Histograms — matplotlib vs. R

When possible, I like to use R for its really, really good statistical visualization capabilities. I’m doing a modeling project in Python right now (R is too slow, bad at large data, bad at structured data, etc.), and in comparison to base R, the matplotlib library is just painful. I wrote a toy Metropolis sampler for a triangle distribution and all I want to see is whether it looks like it’s working. For the same dataset, here are histograms with default settings. (Python: pylab.hist(d), R: hist(d))

I want to know whether my Metropolis sampler is working; those two plots give a very different idea. Of course, you could say this is an unfair comparison, since matplotlib is only using 10 bins, while R is using 18 here — and it’s always important to vary the bin size a few times when looking at histograms. But R’s defaults really are better: it actually uses an adaptive bin size, and the heuristic worked, choosing a reasonable number for the data. The hist() manual says it’s from Sturges (1926). It’s hard to find other computer software that cites 100 year old papers for its design decisions — and where it matters. (Old versions of R used to yell at you when you made a pie chart, citing perceptual studies that humans are really bad at interpreting them (here). This is what originally made me love R.)

Second, R is much smarter about breakpoints. In the following plots, I’ve manually set the number of bins to 10, and then 30 for each.

The second one is now OK for matplotlib — it’s good enough to figure out what’s going on — though still a little lame. Why the gaps?

The problem is that my data are discrete — they’re all integers from 1 through 19 — and I think matplotlib is naively carving up that range into bins, which sometimes lumps together two integers, and sometimes gets zero of them. I understand this is the simple naive implementation, and you could say it’s my fault that I shouldn’t have used the pylab histogram function for this type of data — but it’s really not as good as whatever R is doing, which works rather well here, and I didn’t have to waste time thinking about the internals of the algorithm. For reference, here is the correct visualization of the data (R: plot(table(d))). Note that R’s original Sturges breakpoints did make one error: the first two values got combined into one bin.

Lessons: (1) always vary the bin sizes for histograms, especially if you’re using naive breakpoint selection, and (2) don’t ignore a century’s worth of statistical research on these issues. And since it’s hard to learn a century’s worth of statistics, just use R, where they’re compiled it in for you.

This entry was posted in Uncategorized. Bookmark the permalink.

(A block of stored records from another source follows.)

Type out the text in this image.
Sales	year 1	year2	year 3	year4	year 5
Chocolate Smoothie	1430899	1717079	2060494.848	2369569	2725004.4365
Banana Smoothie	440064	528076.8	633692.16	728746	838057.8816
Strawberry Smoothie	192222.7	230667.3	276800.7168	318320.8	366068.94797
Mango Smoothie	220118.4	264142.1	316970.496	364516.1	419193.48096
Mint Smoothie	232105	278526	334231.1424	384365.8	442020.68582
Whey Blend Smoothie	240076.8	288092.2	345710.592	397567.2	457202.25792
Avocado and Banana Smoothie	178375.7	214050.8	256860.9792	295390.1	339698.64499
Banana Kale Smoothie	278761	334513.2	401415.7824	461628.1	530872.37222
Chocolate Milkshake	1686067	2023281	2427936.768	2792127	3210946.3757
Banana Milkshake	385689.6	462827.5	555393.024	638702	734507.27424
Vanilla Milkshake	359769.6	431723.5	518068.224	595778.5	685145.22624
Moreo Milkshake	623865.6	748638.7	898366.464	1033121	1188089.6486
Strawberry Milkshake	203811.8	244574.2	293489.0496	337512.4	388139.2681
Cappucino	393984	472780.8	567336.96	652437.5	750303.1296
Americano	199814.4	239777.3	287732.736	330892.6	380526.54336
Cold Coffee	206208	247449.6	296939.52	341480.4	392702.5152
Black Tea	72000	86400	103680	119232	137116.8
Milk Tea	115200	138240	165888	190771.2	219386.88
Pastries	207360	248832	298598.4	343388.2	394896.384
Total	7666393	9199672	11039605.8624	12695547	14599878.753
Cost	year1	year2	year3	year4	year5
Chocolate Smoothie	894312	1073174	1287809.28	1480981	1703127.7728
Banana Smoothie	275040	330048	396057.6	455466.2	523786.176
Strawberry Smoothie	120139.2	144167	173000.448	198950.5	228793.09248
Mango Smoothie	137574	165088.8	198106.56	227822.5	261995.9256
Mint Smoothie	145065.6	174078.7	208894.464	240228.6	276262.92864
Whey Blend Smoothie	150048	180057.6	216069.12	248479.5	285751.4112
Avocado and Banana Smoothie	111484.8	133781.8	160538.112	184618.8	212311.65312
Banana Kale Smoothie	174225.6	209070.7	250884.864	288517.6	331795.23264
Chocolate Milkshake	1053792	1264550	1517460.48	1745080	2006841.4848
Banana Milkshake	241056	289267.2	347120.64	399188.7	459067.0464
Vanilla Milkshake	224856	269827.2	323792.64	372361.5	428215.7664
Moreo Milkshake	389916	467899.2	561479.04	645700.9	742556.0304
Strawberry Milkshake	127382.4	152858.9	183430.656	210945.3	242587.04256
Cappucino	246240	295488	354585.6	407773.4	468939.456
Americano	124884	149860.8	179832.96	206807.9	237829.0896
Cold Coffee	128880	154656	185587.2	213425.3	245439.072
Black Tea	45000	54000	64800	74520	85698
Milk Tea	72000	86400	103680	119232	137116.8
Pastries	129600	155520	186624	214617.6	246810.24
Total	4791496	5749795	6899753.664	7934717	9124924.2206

8 Responses to Histograms — matplotlib vs. R

  1. Yang says:

    You probably know about it already, but I like using RPy to leverage R for plotting and other “better-in-R” routines.

  2. brendano says:

    RPy crashes like crazy for me. Do you use “rpy” or “rpy2″ ?

  3. michael toomim says:

    I used rpy. Rpy2 seemed lame.

  4. brendano says:

    OK I figured out my problem. RPy2 crashes like crazy. But RPy works nicely. (I installed rpy with https://gist.github.com/1732879 ). To get plotting to work, I have to start Python with “ipython –pylab”. And this seems to work for R’s graphics commands, not just matplotlib (which it’s supposed to be for). If you don’t say “–pylab”, then the plot command is unreliable.

  5. Brendan – are you sure the R plot is really better? Just looking at the first comparison you have – R magically picked a perfect bin size that doesn’t have aliasing effects with you underlying discrete data. But it completely hides the fact that your data is discrete. It sure looks prettier, but I think the prettiness is misleading – I would guess from that histogram that the data comes from a continuous distribution.

    If the possible values of your data is a small set of discrete points, why use a histogram at all?

    Anyway, just a thought :). Come back to California!

  6. Lukas — yeah it’s dumb to use histograms-designed-for-continuous-data at all; I just think the R histogram is doing better in a challenging situation.

  7. O.R. says:

    I’m curious, if histograms aren’t optimal, what kind of exploratory visualization would you use to check the distribution shape of discrete data?

  8. brendano says:

    O.R.: Good question… QQ Plots are good for continuous data, of course. You can use them for discrete data, if you impose and ordering on the levels/values. This does seem artificial though.